The researchers analyzed blood samples and tumor tissue taken from 450 patients between 17 and 45 years, who had undergone operations for the removal of the tumor between 2013 and 2016. The traditional screening for colorectal cancer focus of specific genes, which are known to be linked to that form of cancer. The team in question has instead carried out a parallel analysis of multiple genes. It analyzed both genes directly explicable in colorectal cancer, and those associated with other forms of cancer.

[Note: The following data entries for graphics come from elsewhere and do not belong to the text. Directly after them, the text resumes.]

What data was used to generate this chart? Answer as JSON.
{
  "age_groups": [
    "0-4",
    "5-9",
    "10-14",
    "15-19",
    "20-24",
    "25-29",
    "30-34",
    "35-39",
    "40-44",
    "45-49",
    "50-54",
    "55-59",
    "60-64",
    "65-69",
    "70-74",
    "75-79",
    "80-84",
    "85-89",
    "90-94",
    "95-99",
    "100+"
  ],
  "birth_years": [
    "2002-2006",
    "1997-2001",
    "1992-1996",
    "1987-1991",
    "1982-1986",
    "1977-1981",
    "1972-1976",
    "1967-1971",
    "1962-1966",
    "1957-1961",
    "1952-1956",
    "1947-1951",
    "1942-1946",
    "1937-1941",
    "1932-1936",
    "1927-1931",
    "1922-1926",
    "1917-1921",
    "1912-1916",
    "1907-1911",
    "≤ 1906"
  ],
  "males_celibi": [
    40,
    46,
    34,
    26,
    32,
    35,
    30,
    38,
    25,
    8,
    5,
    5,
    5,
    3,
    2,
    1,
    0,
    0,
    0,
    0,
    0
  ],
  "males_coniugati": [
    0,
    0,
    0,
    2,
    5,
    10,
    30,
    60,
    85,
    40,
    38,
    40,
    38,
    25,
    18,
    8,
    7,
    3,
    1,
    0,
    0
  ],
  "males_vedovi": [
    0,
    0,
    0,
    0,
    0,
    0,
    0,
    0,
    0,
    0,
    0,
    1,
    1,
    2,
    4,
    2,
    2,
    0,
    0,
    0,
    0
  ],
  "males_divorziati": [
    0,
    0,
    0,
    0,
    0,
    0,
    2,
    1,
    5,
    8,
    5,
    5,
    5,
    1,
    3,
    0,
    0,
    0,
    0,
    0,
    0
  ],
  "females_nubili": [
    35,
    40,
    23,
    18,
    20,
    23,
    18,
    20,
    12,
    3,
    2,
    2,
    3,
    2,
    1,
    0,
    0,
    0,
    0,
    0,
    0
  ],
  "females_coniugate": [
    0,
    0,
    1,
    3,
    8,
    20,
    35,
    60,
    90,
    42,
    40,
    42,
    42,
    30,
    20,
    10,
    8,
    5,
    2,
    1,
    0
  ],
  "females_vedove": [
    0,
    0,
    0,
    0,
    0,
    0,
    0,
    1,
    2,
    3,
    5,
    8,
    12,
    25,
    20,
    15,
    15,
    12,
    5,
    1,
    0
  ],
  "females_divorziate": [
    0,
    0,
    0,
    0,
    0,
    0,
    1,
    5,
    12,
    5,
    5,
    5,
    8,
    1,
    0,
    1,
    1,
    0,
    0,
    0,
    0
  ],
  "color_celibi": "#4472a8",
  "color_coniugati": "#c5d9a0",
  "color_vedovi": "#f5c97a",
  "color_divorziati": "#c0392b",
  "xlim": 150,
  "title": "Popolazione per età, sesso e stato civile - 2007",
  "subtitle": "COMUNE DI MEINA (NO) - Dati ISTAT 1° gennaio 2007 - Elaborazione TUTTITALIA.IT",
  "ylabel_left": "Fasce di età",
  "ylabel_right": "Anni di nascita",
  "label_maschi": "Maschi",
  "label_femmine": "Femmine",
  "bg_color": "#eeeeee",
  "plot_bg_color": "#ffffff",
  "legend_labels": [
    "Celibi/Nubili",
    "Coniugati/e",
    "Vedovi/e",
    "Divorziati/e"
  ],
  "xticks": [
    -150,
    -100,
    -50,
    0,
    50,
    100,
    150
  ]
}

The researchers expected to find a very high percentage of Lynch syndrome, a hereditary form of colon cancer. Of 450 subjects, only 36 only showed this mutation, while 34 had only explicable mutations to other forms of cancer and especially breast cancer. 33% of these subjects had no trace of the disease in the family history. This means that in other situations would hardly have made a specific screening for that type of anomaly.
The study shows how the spectrum of relevant genetic mutations for cancer of the colon and rectum is very broad. Much larger than the researchers thought. The team then suggests a genetic screen wide-ranging, as well as identify any predispositions and address them in the bud. Maybe one day could use a similar approach for prenatal screening test, so as to identify the bud any possible danger.